Cotter brings Tess to an outdoor screening of two classic Stephen King horror flicks, Carrie and Pet Sematary. It was part of an earlier bargain struck up between the two, so she has to honor it. And when the pig’s blood comes down on Carrie’s prom-queen-crowned, strawberry-blonde locks, Tess goes ‘Nope’ and splits, ha ha. It’s an astonishing piece of music by Donaggio, timeless and instantly recognizable. It captures the innocence of Carrie’s joy of being at the prom with Tommy Ross and the tension of Chris Hargensen’s brutal act of revenge. Again—that duality I was talking about earlier. This also nicely sidles into some of the more horror elements of the book.

“A Familiar Face” by The Ocean Blue

This song makes me ache with nostalgia, the best kind, and it feels like such a perfect ‘goodbye’ song. I needed something for Eddie, to wrap up his story, and the scene between he and Tess in the parking lot of the school where the outdoor movie takes place is so important to me, so kind, so gently powerful. The Ocean Blue makes music that touches the heart and has a sense of motion, of travel. I wanted to convey that feeling here. I listened to this song a lot while writing this scene. I love this lyric so much:

“Back in the spring
When I thought of those things
I dodged the questions
I ducked the clouds
There were shadows in my heartland
Back in the fall when I knew it all
The wrong seemed right
And the right seemed wrong
There were shadows in the backyard”

“Johnny Remember Me” by John Leyton

This song is so intriguing: funny and romantic and silly and also conveys a great sense of sadness.
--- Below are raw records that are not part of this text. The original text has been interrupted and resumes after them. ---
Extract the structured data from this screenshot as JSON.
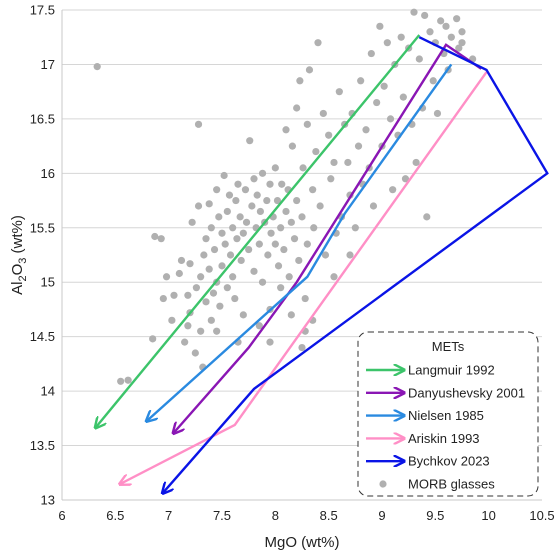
{
  "chart_data": {
    "type": "scatter",
    "title": "",
    "xlabel": "MgO (wt%)",
    "ylabel": {
      "prefix": "Al",
      "sub1": "2",
      "mid": "O",
      "sub2": "3",
      "suffix": " (wt%)"
    },
    "xlim": [
      6,
      10.5
    ],
    "ylim": [
      13,
      17.5
    ],
    "x_ticks": [
      "6",
      "6.5",
      "7",
      "7.5",
      "8",
      "8.5",
      "9",
      "9.5",
      "10",
      "10.5"
    ],
    "y_ticks": [
      "13",
      "13.5",
      "14",
      "14.5",
      "15",
      "15.5",
      "16",
      "16.5",
      "17",
      "17.5"
    ],
    "grid": {
      "horizontal": true,
      "vertical": false
    },
    "legend": {
      "title": "METs",
      "placement": "bottom-right"
    },
    "series": [
      {
        "name": "Langmuir 1992",
        "kind": "arrow-line",
        "color": "#3cc46a",
        "points": [
          [
            9.35,
            17.27
          ],
          [
            6.32,
            13.67
          ]
        ]
      },
      {
        "name": "Danyushevsky 2001",
        "kind": "arrow-line",
        "color": "#8a16b4",
        "points": [
          [
            9.93,
            16.96
          ],
          [
            9.6,
            17.18
          ],
          [
            8.2,
            15.0
          ],
          [
            7.75,
            14.4
          ],
          [
            7.05,
            13.62
          ]
        ]
      },
      {
        "name": "Nielsen 1985",
        "kind": "arrow-line",
        "color": "#2a8ae0",
        "points": [
          [
            9.65,
            17.0
          ],
          [
            8.65,
            15.63
          ],
          [
            8.3,
            15.05
          ],
          [
            6.8,
            13.73
          ]
        ]
      },
      {
        "name": "Ariskin 1993",
        "kind": "arrow-line",
        "color": "#ff8fc6",
        "points": [
          [
            9.98,
            16.93
          ],
          [
            7.62,
            13.69
          ],
          [
            6.55,
            13.15
          ]
        ]
      },
      {
        "name": "Bychkov 2023",
        "kind": "arrow-line",
        "color": "#0a14e6",
        "points": [
          [
            9.35,
            17.25
          ],
          [
            9.98,
            16.95
          ],
          [
            10.55,
            16.0
          ],
          [
            7.8,
            14.02
          ],
          [
            6.95,
            13.07
          ]
        ]
      },
      {
        "name": "MORB glasses",
        "kind": "scatter",
        "color": "#b0b0b0",
        "points": [
          [
            6.33,
            16.98
          ],
          [
            6.55,
            14.09
          ],
          [
            6.62,
            14.1
          ],
          [
            6.85,
            14.48
          ],
          [
            6.87,
            15.42
          ],
          [
            6.93,
            15.4
          ],
          [
            6.95,
            14.85
          ],
          [
            6.98,
            15.05
          ],
          [
            7.03,
            14.65
          ],
          [
            7.05,
            14.88
          ],
          [
            7.1,
            15.08
          ],
          [
            7.12,
            15.2
          ],
          [
            7.15,
            14.45
          ],
          [
            7.18,
            14.6
          ],
          [
            7.18,
            14.88
          ],
          [
            7.2,
            15.17
          ],
          [
            7.2,
            14.72
          ],
          [
            7.22,
            15.55
          ],
          [
            7.25,
            14.35
          ],
          [
            7.26,
            14.95
          ],
          [
            7.28,
            15.7
          ],
          [
            7.28,
            16.45
          ],
          [
            7.3,
            14.55
          ],
          [
            7.3,
            15.05
          ],
          [
            7.32,
            14.22
          ],
          [
            7.33,
            15.25
          ],
          [
            7.35,
            14.82
          ],
          [
            7.35,
            15.4
          ],
          [
            7.38,
            15.12
          ],
          [
            7.38,
            15.72
          ],
          [
            7.4,
            14.65
          ],
          [
            7.4,
            15.5
          ],
          [
            7.42,
            14.9
          ],
          [
            7.43,
            15.3
          ],
          [
            7.45,
            15.85
          ],
          [
            7.45,
            15.0
          ],
          [
            7.47,
            15.6
          ],
          [
            7.48,
            14.78
          ],
          [
            7.5,
            15.45
          ],
          [
            7.5,
            15.15
          ],
          [
            7.52,
            15.98
          ],
          [
            7.53,
            15.35
          ],
          [
            7.55,
            14.95
          ],
          [
            7.55,
            15.65
          ],
          [
            7.57,
            15.8
          ],
          [
            7.58,
            15.25
          ],
          [
            7.6,
            15.5
          ],
          [
            7.6,
            15.05
          ],
          [
            7.62,
            14.85
          ],
          [
            7.63,
            15.75
          ],
          [
            7.64,
            15.4
          ],
          [
            7.65,
            15.9
          ],
          [
            7.67,
            15.6
          ],
          [
            7.68,
            15.2
          ],
          [
            7.7,
            14.7
          ],
          [
            7.7,
            15.45
          ],
          [
            7.72,
            15.85
          ],
          [
            7.73,
            15.55
          ],
          [
            7.75,
            15.3
          ],
          [
            7.76,
            16.3
          ],
          [
            7.78,
            15.7
          ],
          [
            7.8,
            15.1
          ],
          [
            7.8,
            15.95
          ],
          [
            7.82,
            15.5
          ],
          [
            7.83,
            15.8
          ],
          [
            7.85,
            15.35
          ],
          [
            7.86,
            15.65
          ],
          [
            7.88,
            16.0
          ],
          [
            7.88,
            15.0
          ],
          [
            7.9,
            15.55
          ],
          [
            7.92,
            15.75
          ],
          [
            7.93,
            15.25
          ],
          [
            7.95,
            15.9
          ],
          [
            7.96,
            15.45
          ],
          [
            7.98,
            15.6
          ],
          [
            8.0,
            16.05
          ],
          [
            8.0,
            15.35
          ],
          [
            8.02,
            15.75
          ],
          [
            8.03,
            15.15
          ],
          [
            8.05,
            15.5
          ],
          [
            8.06,
            15.9
          ],
          [
            8.08,
            15.3
          ],
          [
            8.1,
            15.65
          ],
          [
            8.1,
            16.4
          ],
          [
            8.12,
            15.85
          ],
          [
            8.13,
            15.05
          ],
          [
            8.15,
            15.55
          ],
          [
            8.16,
            16.25
          ],
          [
            8.18,
            15.4
          ],
          [
            8.2,
            15.75
          ],
          [
            8.2,
            16.6
          ],
          [
            8.22,
            15.2
          ],
          [
            8.23,
            16.85
          ],
          [
            8.25,
            15.6
          ],
          [
            8.26,
            16.05
          ],
          [
            8.28,
            14.55
          ],
          [
            8.28,
            14.85
          ],
          [
            8.3,
            15.35
          ],
          [
            8.3,
            16.45
          ],
          [
            8.32,
            16.95
          ],
          [
            8.35,
            15.85
          ],
          [
            8.36,
            15.5
          ],
          [
            8.38,
            16.2
          ],
          [
            8.4,
            17.2
          ],
          [
            8.42,
            15.7
          ],
          [
            8.45,
            16.55
          ],
          [
            8.47,
            15.25
          ],
          [
            8.5,
            16.35
          ],
          [
            8.52,
            15.95
          ],
          [
            8.55,
            16.1
          ],
          [
            8.57,
            15.45
          ],
          [
            8.6,
            16.75
          ],
          [
            8.62,
            15.6
          ],
          [
            8.65,
            16.45
          ],
          [
            8.68,
            16.1
          ],
          [
            8.7,
            15.8
          ],
          [
            8.72,
            16.55
          ],
          [
            8.75,
            15.5
          ],
          [
            8.78,
            16.25
          ],
          [
            8.8,
            16.85
          ],
          [
            8.82,
            15.9
          ],
          [
            8.85,
            16.4
          ],
          [
            8.88,
            16.05
          ],
          [
            8.9,
            17.1
          ],
          [
            8.92,
            15.7
          ],
          [
            8.95,
            16.65
          ],
          [
            8.98,
            17.35
          ],
          [
            9.0,
            16.25
          ],
          [
            9.02,
            16.8
          ],
          [
            9.05,
            17.2
          ],
          [
            9.08,
            16.5
          ],
          [
            9.1,
            15.85
          ],
          [
            9.12,
            17.0
          ],
          [
            9.15,
            16.35
          ],
          [
            9.18,
            17.25
          ],
          [
            9.2,
            16.7
          ],
          [
            9.22,
            15.95
          ],
          [
            9.25,
            17.15
          ],
          [
            9.28,
            16.45
          ],
          [
            9.3,
            17.48
          ],
          [
            9.32,
            16.1
          ],
          [
            9.35,
            17.05
          ],
          [
            9.38,
            16.6
          ],
          [
            9.4,
            17.45
          ],
          [
            9.42,
            15.6
          ],
          [
            9.45,
            17.3
          ],
          [
            9.48,
            16.85
          ],
          [
            9.5,
            17.2
          ],
          [
            9.52,
            16.55
          ],
          [
            9.55,
            17.4
          ],
          [
            9.58,
            17.1
          ],
          [
            9.6,
            17.35
          ],
          [
            9.62,
            16.95
          ],
          [
            9.65,
            17.25
          ],
          [
            9.7,
            17.42
          ],
          [
            9.72,
            17.15
          ],
          [
            9.75,
            17.3
          ],
          [
            9.85,
            17.05
          ],
          [
            9.75,
            17.2
          ],
          [
            8.05,
            14.95
          ],
          [
            8.15,
            14.7
          ],
          [
            8.35,
            14.65
          ],
          [
            8.25,
            14.4
          ],
          [
            7.95,
            14.75
          ],
          [
            7.85,
            14.6
          ],
          [
            7.65,
            14.45
          ],
          [
            7.45,
            14.55
          ],
          [
            7.95,
            14.45
          ],
          [
            8.55,
            15.05
          ],
          [
            8.7,
            15.25
          ]
        ]
      }
    ]
  }
}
I love the 1950s feel of it, that particular sound and tone, the way Leyton sings it (very Elvis-y) and the almost too-cool insouciance about losing the girl he loved, yet she’s there singing from the treetops in a ghostly sing-song moan. This is my send-off of Francine. The story of this song is not relevant to my book, but it feels like it’s honoring, serenading, a ghost, and I love that.

“Written on the Sky” by Max Richter

More Richter. More from my beloved The Blue Notebooks. This is the song of Tess and her dad safe and sound at the end, feeling their way through what has happened to them, and moving on. It’s a moving piece of music that feels like the perfect ending to any work or piece of art that has moved and changed you. As the author of this book, I feel moved and changed by it all, honored I got to be the one to tell this story, bring you these characters, and send them out into the world for you to celebrate.

I’m so thankful to the musicians whose inspiring songs helped me along the way.


Tim Cummings takes readers into the fictional town of Weirville in his upcoming middle-grade release Alice the Cat. Tess is on the precipice of her thirteenth birthday, processing the loss of her mother, and attempting to help her father who has become completely detached. Her beloved cat, Alice, has started rushing into the street when cars go by, trying to get run over, pushing Tess to do the only thing she believes may help: run away. This leads her to a local abandoned house where she discovers a ghostly entity that desperately wants a cat to care for in the afterlife, and it has its heart set on Alice. Tess will do whatever it takes to save Alice, help the ghost, and heal her dad, teaming up with unexpected friends, including a boy who has a huge crush on her and a local baseball hero turned pariah. The trio soon realizes that it will take more than magic to survive the summer in one piece.

Based on events from Cummings own life, Alice the Cat is emotional and humorous, emphasizing the importance of community in the face of adversity, allowing yourself to feel grief, and finding the magic in your own life.